Helping Students Play to Their Strengths
Many teachers and parents might agree that maximizing a student’s strengths and mitigating known challenges can lead to success, at school and at home. Yet, when tasked to report about any one student’s strengths and difficulties, teachers and parents are sometimes not on the same page about what those dynamics are.
These differences in views have the potential for helping professionals to develop educational programs that target specific strengths and difficulties requiring attention at school and at home.

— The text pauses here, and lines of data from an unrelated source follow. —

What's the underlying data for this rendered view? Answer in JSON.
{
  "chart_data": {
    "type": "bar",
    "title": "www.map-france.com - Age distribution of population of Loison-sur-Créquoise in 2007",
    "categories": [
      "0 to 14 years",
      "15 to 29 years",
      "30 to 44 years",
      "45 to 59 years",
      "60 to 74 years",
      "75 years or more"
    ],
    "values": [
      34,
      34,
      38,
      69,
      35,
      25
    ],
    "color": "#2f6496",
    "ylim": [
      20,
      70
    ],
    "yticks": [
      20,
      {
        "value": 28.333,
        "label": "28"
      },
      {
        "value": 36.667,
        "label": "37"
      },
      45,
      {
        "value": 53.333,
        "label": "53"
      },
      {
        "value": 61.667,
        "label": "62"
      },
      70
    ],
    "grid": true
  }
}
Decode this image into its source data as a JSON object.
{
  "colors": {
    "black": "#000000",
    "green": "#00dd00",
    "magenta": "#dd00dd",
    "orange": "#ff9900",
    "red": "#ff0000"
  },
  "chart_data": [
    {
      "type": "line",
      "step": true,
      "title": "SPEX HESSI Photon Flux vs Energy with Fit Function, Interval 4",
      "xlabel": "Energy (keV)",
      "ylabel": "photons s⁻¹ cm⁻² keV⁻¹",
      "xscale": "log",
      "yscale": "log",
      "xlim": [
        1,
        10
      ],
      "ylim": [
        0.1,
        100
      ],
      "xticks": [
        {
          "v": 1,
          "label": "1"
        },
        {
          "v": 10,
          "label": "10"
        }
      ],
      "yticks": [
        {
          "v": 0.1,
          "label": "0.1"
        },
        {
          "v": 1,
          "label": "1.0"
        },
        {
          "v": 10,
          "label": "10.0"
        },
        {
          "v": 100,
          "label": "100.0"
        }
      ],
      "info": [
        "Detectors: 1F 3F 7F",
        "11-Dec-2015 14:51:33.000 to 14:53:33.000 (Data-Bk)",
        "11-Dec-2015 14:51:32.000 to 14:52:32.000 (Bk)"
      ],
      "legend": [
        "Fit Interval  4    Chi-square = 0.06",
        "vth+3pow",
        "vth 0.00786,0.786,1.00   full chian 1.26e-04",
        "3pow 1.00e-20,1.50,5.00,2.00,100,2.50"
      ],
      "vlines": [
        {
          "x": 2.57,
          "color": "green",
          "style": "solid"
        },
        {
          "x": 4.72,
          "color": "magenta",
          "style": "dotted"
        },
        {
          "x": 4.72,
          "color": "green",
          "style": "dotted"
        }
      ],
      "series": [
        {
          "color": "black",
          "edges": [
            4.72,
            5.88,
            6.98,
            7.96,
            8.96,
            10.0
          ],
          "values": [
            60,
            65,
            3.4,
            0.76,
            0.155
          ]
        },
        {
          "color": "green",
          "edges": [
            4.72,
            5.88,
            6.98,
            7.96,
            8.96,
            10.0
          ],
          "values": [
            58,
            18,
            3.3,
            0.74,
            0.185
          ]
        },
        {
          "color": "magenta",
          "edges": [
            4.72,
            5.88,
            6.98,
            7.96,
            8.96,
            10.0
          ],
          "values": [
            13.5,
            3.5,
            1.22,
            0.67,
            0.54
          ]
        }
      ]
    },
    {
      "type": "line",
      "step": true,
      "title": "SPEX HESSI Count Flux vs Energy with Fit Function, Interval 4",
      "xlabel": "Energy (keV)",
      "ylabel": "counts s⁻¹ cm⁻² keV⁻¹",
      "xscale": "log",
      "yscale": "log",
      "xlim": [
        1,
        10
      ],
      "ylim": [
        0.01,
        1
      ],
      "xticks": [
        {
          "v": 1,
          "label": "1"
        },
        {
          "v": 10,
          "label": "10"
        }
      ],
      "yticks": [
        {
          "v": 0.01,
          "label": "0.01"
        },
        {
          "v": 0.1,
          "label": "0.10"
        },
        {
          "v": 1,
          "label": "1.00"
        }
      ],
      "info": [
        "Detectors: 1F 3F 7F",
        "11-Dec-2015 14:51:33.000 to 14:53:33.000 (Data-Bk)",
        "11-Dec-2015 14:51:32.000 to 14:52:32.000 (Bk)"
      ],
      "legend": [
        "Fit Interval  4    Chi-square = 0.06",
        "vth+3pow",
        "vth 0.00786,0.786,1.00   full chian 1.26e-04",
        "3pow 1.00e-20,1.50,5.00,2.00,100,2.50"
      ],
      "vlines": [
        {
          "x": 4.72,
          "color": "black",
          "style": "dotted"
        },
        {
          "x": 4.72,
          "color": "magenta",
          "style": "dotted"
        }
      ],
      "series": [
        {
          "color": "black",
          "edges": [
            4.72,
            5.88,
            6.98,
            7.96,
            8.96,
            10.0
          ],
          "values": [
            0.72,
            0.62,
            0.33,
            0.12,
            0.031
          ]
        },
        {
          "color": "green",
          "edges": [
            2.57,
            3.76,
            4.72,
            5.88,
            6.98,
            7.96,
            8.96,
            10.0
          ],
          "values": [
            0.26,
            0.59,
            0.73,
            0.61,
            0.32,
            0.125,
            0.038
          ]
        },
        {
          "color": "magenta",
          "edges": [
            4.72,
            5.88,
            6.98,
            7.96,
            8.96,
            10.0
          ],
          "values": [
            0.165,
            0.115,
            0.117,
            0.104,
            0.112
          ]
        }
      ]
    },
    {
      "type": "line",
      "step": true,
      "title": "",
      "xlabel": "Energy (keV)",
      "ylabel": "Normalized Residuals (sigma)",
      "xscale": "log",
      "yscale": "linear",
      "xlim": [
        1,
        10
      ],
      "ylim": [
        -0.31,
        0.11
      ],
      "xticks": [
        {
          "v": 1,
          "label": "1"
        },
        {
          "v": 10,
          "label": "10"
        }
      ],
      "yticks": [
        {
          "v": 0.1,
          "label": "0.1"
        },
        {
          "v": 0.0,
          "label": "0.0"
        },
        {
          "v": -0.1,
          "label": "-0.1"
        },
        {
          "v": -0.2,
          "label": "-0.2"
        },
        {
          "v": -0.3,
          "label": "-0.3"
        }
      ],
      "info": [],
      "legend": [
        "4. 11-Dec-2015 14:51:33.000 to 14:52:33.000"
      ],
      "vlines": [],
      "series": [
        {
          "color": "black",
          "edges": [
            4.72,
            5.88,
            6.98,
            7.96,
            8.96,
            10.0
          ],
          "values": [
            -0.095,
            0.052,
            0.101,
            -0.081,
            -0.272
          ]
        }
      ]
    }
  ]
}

For the first time, researchers in UMD’s Department of Psychology are developing tools that leverage these differences in views in the service of students’ needs.
Professor Andres De Los Reyes is leading a team of researchers that recently received a $1.4 million award from the Department of Education’s Institute of Education Sciences to create new survey instruments designed to sensitively assess mental health in the school system and in the home environment.
In addition to De Los Reyes—who serves as the study’s principal investigator—and UMD graduate students, the research team includes co-PIs at Louisiana State University and the University of Minnesota.
“Members of our team have been studying these issues for decades, and we are poised to make rapid advancements with this new award,” De Los Reyes said.
Once good data is collected through these new mental health surveys, the researchers will be able to develop tools that will personalize educational programs to meet students’ specific needs.
“When getting a picture of a student’s overall mental health, you have to look closely at both the home context and the school context,” De Los Reyes said. “Right now, service providers and researchers commonly rely on multiple informants—like parents and teachers, and the students themselves—to characterize intervention targets, monitor intervention progress, and inform the selection of evidence-based services.
We are now reviewing an emerging body of interdisciplinary theory and research that demonstrates how patterns of informant discrepancies inform our understanding of students’ psychosocial strengths and difficulties.”
In turn, the research team is advancing an agenda for improving use and interpretation of informant discrepancies in school-based services and research.